29 Luglio 2019 - 23:09 Redazione
«Un ministro dell'interno che twitta su indagini in corso non merita neppure un commento. Il fatto in sé la dice tutta su quel personaggio lì», diceva Salvini 4 anni fa

«Un ministro dell’interno che twitta su indagini in corso non merita neppure un commento.
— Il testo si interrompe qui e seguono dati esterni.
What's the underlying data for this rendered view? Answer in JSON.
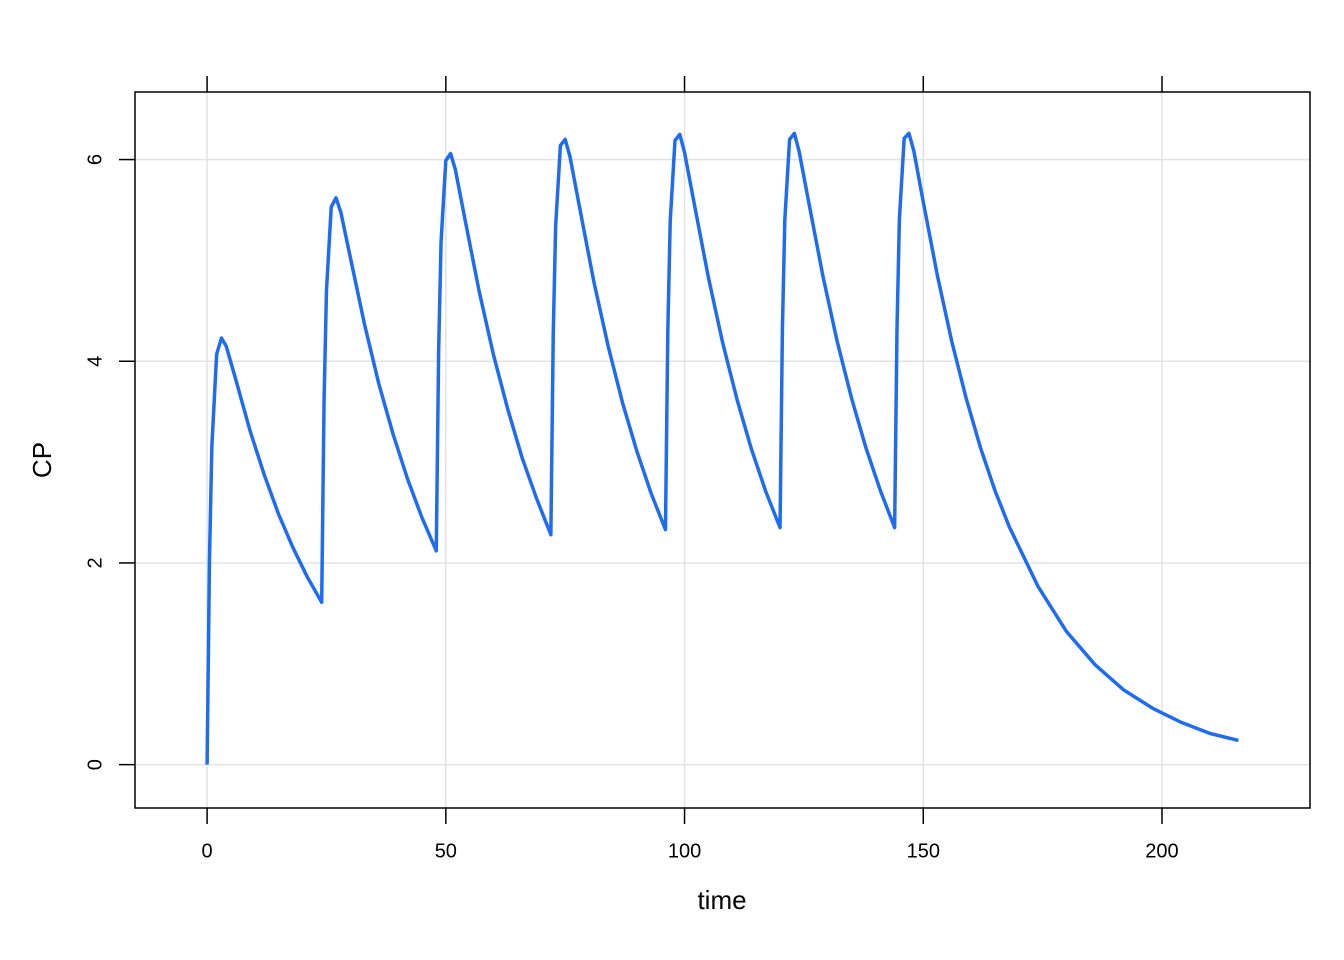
{
  "chart_data": {
    "type": "line",
    "x_label": "time",
    "y_label": "CP",
    "x": [
      0,
      0.5,
      1,
      2,
      3,
      4,
      6,
      9,
      12,
      15,
      18,
      21,
      24,
      24.5,
      25,
      26,
      27,
      28,
      30,
      33,
      36,
      39,
      42,
      45,
      48,
      48.5,
      49,
      50,
      51,
      52,
      54,
      57,
      60,
      63,
      66,
      69,
      72,
      72.5,
      73,
      74,
      75,
      76,
      78,
      81,
      84,
      87,
      90,
      93,
      96,
      96.5,
      97,
      98,
      99,
      100,
      102,
      105,
      108,
      111,
      114,
      117,
      120,
      120.5,
      121,
      122,
      123,
      124,
      126,
      129,
      132,
      135,
      138,
      141,
      144,
      144.5,
      145,
      146,
      147,
      148,
      150,
      153,
      156,
      159,
      162,
      165,
      168,
      174,
      180,
      186,
      192,
      198,
      204,
      210,
      216
    ],
    "series": [
      {
        "name": "CP",
        "color": "#1f6cf0",
        "values": [
          0,
          2.04,
          3.16,
          4.07,
          4.23,
          4.15,
          3.82,
          3.31,
          2.87,
          2.48,
          2.15,
          1.86,
          1.61,
          3.61,
          4.7,
          5.53,
          5.62,
          5.48,
          5.03,
          4.36,
          3.77,
          3.27,
          2.83,
          2.45,
          2.12,
          4.11,
          5.18,
          5.99,
          6.06,
          5.9,
          5.41,
          4.69,
          4.06,
          3.52,
          3.04,
          2.64,
          2.28,
          4.27,
          5.34,
          6.14,
          6.2,
          6.03,
          5.53,
          4.79,
          4.15,
          3.59,
          3.11,
          2.69,
          2.33,
          4.31,
          5.39,
          6.19,
          6.25,
          6.07,
          5.57,
          4.83,
          4.18,
          3.62,
          3.13,
          2.71,
          2.35,
          4.33,
          5.4,
          6.2,
          6.26,
          6.08,
          5.58,
          4.84,
          4.19,
          3.63,
          3.14,
          2.72,
          2.35,
          4.33,
          5.41,
          6.21,
          6.26,
          6.09,
          5.58,
          4.84,
          4.19,
          3.63,
          3.14,
          2.72,
          2.36,
          1.77,
          1.32,
          0.99,
          0.74,
          0.56,
          0.42,
          0.31,
          0.24
        ]
      }
    ],
    "xlim": [
      -15.1,
      231
    ],
    "ylim": [
      -0.43,
      6.67
    ],
    "xticks": [
      0,
      50,
      100,
      150,
      200
    ],
    "yticks": [
      0,
      2,
      4,
      6
    ],
    "grid": true
  }
}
Il fatto in sé la dice tutta su quel personaggio lì». No, non è l’ultimo tweet di un opinionista politico contro Matteo Salvini: è il modo in cui il leader leghista apostrofava quattro anni fa Angelino Alfano.
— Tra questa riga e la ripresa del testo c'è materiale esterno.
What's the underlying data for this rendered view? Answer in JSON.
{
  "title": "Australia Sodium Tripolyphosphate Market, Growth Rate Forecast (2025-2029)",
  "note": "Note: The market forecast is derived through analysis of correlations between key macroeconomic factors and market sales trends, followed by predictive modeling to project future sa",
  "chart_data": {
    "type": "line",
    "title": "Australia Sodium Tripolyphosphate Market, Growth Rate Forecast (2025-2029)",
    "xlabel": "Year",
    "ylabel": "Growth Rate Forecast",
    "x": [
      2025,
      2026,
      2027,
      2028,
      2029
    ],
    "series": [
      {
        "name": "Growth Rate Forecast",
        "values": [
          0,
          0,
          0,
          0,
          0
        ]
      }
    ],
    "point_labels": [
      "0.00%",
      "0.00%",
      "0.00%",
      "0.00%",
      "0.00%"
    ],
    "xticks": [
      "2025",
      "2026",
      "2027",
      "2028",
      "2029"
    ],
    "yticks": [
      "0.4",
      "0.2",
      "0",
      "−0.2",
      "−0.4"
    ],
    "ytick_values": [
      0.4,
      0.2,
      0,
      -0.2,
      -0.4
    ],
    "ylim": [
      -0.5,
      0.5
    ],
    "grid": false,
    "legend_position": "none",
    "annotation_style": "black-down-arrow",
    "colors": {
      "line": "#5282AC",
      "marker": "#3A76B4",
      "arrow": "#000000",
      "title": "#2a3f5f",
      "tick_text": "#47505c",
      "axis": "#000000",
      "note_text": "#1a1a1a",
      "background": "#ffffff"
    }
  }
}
Era il febbraio 2015, la Lega volava al 14,7% raddoppiando il suo bacino di elettori nel giro di pochi mesi, e su tutte le pagine dei giornali insisteva il caso Yara Gambirasio.

Intervistato da Panorama sulla morte della ragazza, Salvini aveva criticato il modo in cui l’allora ministro dell’Interno aveva dato la notizia dell’arresto di Giuseppe Bossetti, definendolo «assassino» senza aspettare i tre gradi di giudizio.

«Io non sopporto la spettacolarizzazione», aveva detto Salvini. «Chiederei agli inquirenti, agli avvocati, ai magistrati, di fare tutto nel massimo riserbo e nel massimo silenzio. Non dovrebbero dare nessuna notizia, fino al processo non dovrebbe uscire nulla sui giornali».

Quattro anni e mezzo dopo, con una Lega che sfiora il 40% e un ruolo da ministro dell’Interno e da vicepremier, commentando l’assasinio del carabiniere Cerciello Rega, Salvini pubblica su Twitter la foto di Natale Hjorth bendato e scrive: «A chi si lamenta della bendatura di un arrestato, ricordo che l’unica vittima per cui piange è un uomo, un figlio, un marito di 35 anni, un carabiniere».

A ricordare l’episodio e a paragonarlo agli interventi sulla cronaca recente è Wil, giornalista del settimanale L’Espresso. «Salvini nel 2015 a Panorama, da eurodeputato e leader leghista», scrive su Twitter. «E Salvini nel 2019, da ministro dell’Interno».

Non è la prima volta che il ministro dell’Interno assume atteggiamenti di questo tipo: aveva fatto lo stesso anche in occasione dell’arresto di Cesare Battisti. In quell’occasione, fu redarguito dal garante dei detenuti insieme al ministro della Giustizia Bonafede.